In my seminary days, one of the popular authors to hate on was N.T. Wright. He doesn’t believe in justification by faith alone, people would cry, even as panels of highly decorated professors criticized his work and painted it outside the lines of orthodoxy. John Piper wrote a book against his teaching, which probably made Wright one of the most unpopular theologians in the US almost overnight. Don’t nobody cross Piper, especially not with his massive following of Reformed and restless 20-somethings (of which I was a part).
After reading some of Piper’s book, The Future of Justification, I was convinced Wright was a heretic. I asked one of my friends what he thought. We talked for awhile and then he asked a question of his own, rather mildly: Have you ever read N.T. Wright? Uh, well, I, uh…
It was then I discovered a principle of personal conviction I’ve since tried to apply to my life: I will not criticize, and especially not label as “another gospel,” that which I have not personally read.

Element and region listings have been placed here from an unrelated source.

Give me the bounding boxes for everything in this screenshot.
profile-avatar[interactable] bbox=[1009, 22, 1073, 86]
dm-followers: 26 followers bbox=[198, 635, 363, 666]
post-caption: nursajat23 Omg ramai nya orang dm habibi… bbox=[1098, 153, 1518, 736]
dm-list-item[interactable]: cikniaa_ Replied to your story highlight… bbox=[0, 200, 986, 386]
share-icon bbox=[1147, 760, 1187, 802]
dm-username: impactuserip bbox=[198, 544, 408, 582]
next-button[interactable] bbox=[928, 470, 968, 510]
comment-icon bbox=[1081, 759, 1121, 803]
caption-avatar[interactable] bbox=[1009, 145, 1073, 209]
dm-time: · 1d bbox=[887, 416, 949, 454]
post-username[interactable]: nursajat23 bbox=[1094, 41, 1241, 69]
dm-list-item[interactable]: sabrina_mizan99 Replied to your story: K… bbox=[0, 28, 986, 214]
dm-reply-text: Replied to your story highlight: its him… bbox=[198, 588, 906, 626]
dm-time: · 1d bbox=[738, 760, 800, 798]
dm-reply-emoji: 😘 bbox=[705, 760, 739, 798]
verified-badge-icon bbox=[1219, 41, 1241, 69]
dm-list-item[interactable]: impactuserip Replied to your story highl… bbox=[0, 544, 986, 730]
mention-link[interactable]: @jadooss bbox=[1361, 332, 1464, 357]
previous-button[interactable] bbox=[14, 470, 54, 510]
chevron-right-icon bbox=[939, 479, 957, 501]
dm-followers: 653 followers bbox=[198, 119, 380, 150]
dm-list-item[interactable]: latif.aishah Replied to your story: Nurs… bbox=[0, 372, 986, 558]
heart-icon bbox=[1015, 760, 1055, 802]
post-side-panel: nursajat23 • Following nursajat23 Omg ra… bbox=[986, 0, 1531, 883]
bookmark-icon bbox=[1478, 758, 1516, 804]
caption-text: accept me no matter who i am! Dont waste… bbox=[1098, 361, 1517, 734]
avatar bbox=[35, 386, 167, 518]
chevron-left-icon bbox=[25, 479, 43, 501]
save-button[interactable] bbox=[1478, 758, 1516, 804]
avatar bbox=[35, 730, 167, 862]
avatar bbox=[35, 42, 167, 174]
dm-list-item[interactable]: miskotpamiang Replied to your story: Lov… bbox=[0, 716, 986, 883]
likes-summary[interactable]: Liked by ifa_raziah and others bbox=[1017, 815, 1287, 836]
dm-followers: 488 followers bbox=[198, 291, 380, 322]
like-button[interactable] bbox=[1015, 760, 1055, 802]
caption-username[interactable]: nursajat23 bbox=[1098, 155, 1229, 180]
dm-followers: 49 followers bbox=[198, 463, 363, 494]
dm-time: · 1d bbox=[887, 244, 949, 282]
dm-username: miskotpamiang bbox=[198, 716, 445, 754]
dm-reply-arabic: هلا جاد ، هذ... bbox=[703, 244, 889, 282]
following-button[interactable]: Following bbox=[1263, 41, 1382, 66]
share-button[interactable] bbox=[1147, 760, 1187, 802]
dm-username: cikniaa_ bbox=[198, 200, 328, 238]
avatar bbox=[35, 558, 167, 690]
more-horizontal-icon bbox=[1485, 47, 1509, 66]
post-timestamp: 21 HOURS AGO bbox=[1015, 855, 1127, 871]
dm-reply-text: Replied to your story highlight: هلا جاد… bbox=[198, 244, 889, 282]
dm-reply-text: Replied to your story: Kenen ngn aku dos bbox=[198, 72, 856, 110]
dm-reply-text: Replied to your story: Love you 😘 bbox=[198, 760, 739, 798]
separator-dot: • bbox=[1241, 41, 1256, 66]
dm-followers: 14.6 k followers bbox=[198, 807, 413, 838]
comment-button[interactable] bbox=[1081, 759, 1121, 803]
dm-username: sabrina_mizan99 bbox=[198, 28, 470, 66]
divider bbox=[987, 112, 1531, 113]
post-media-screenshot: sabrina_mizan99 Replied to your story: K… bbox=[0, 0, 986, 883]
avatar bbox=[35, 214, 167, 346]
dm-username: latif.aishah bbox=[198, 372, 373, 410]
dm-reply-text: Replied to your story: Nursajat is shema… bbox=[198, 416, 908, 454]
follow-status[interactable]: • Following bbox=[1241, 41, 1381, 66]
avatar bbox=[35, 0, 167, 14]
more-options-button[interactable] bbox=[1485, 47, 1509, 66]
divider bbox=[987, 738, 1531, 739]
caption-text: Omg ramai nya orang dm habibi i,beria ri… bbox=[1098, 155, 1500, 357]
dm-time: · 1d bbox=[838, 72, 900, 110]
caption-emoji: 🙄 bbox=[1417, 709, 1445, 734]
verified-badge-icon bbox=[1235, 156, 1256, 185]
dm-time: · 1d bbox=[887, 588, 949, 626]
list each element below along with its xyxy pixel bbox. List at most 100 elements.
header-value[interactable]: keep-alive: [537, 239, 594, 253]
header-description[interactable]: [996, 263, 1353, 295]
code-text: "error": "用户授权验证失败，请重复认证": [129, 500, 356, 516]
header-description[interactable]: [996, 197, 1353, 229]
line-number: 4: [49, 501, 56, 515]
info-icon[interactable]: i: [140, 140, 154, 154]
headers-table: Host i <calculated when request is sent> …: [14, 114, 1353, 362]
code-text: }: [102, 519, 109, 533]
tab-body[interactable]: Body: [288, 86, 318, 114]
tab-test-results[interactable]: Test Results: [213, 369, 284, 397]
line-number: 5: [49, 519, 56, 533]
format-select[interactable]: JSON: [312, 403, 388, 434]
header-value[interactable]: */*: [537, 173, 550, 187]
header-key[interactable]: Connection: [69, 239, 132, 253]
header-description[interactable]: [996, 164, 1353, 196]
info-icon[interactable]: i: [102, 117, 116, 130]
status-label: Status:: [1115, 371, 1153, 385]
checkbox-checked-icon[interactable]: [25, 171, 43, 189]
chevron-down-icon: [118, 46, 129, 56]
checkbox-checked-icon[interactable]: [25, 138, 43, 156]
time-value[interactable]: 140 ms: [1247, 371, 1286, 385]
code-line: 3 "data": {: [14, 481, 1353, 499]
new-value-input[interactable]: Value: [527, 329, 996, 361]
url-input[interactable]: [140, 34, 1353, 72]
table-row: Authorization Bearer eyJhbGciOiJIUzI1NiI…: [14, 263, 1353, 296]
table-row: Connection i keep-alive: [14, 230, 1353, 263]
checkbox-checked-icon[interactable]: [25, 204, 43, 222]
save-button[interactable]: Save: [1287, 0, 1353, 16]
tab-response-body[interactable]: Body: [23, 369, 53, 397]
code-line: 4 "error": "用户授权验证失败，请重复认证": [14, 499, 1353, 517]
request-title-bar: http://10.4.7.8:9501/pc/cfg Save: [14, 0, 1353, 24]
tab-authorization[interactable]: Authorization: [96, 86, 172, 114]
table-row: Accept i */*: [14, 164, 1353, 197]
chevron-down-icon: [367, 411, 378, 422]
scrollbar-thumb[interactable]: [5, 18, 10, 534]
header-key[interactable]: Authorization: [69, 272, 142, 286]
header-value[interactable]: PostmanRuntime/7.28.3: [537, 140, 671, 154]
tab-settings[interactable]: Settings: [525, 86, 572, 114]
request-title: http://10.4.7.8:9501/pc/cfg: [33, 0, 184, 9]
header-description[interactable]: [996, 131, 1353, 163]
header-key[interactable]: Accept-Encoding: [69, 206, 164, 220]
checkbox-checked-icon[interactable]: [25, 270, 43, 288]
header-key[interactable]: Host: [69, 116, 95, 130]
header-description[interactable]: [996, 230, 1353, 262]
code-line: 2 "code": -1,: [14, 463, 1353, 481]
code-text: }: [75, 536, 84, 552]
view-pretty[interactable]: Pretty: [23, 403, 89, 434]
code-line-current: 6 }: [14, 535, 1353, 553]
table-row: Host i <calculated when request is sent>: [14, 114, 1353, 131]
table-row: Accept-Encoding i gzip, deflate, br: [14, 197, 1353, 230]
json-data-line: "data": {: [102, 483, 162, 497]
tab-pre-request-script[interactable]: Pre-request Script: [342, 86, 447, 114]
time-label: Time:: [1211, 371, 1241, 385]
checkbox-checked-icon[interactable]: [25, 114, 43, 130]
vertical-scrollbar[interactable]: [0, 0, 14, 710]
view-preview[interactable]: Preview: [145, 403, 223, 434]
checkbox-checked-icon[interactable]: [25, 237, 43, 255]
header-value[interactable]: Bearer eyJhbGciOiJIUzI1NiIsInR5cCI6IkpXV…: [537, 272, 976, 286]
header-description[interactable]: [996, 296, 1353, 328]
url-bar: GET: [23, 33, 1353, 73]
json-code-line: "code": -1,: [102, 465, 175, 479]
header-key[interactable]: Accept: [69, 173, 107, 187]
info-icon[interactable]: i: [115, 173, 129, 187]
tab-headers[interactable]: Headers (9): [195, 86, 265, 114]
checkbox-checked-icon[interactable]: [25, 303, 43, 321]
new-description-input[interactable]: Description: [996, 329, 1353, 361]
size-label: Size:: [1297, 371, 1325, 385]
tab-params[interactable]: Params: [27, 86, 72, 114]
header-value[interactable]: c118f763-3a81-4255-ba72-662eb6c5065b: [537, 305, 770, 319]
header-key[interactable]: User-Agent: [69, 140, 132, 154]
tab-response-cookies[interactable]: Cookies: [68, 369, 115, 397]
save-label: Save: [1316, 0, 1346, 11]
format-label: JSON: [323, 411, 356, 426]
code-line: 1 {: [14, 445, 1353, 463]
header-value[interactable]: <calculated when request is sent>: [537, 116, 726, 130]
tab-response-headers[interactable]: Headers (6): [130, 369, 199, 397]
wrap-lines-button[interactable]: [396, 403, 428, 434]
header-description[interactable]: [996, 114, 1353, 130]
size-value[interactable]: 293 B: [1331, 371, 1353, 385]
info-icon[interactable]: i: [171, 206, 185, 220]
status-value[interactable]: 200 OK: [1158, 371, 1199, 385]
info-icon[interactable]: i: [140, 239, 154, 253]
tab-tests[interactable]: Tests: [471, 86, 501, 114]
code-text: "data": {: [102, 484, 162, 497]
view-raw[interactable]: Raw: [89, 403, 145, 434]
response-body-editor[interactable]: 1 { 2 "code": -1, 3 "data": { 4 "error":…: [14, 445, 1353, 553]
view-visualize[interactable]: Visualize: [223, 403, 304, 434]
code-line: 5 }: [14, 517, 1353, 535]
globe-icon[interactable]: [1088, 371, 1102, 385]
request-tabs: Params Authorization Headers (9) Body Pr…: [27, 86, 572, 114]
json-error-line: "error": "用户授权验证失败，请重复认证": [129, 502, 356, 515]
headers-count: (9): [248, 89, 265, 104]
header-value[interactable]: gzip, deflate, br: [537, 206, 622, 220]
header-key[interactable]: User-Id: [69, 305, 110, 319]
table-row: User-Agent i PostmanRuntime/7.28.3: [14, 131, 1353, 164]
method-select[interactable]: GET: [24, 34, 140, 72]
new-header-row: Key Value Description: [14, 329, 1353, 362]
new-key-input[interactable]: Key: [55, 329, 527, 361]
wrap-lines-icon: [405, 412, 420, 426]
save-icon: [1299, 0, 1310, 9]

But this happens all the time (I just notice it more now). You hear people saying how they love or hate the teachings of John Calvin, and yet they’ve never read Calvin. All they know is what some anti-Calvinist blogger wrote, and that’s all they need to hear. From a five minute conversation with them, it’s obvious they don’t understand his teachings, either.
I’ve talked with people who could give you 57 reasons why they don’t agree with presuppositional apologetics, and yet they’ve never read any positive argument supporting the approach. How can you disagree with a theory or teaching when you don’t even know what it says?
When we do this, I think we lose all credibility. People don’t really take you seriously when you don’t even know what you’re arguing against (and they shouldn’t). Many times it’s because we want to sound learned without doing the antecedent work of actually studying. That’s just pride, and we need to repent of it.
One way I’ve chosen to repent is by resolving to read original sources before I criticize them. I figure the least I can do is try to understand someone on their own terms, which is a way to show respect (even if you disagree). There’s nothing that gets under my skin more than people who’ll tell you all day and all night why you’re wrong on a given subject but won’t actually read the original source upon which the discussion rests.
So I figure I’ll walk a mile in the right direction; I’ll extend that courtesy to others. I may still disagree with their position, but they can usually respect the fact that I took them seriously and treated them fairly.
One of my best friends is a pretty avid natural law theorist, and I’m a presuppositional guy myself. As we conversed about two oftentimes different approaches to apologetics (ways of defending Christianity), I realized I needed to read what he was reading in order to legitimately interact with him. So I asked him to give me a few titles that best represented his view.
It hasn’t changed my mind, but I have learned a lot from it. First, there is a lot of common ground we share that I didn’t think was there before. Second, it has helped me understand my friend more deeply. Even on the issues we don’t agree, I can at least empathize with where he’s coming from. And it allows us to have a more intelligent conversation because we’re not just lobbing darts at hidden targets in the dark.
I think this is also why we are terrible in the U.S. about having open debate with others with whom we disagree. We don’t really talk to each other as much as we talk past each other, because neither side takes the other seriously enough to study their position. As Christians we despise this tactic. We get portrayed as bigots and homophobes by people who’ve never read a Bible in their life and don’t care to listen to what we’re saying. It’s a filthy smear campaign. But we do it, too.
Read original sources and give people a fair trial. In love, give people the kind of hearing you wish they’d give you. Then give judgment based on the word of God, who is the sole arbiter of truth and justice. You never know—they may just return the favor.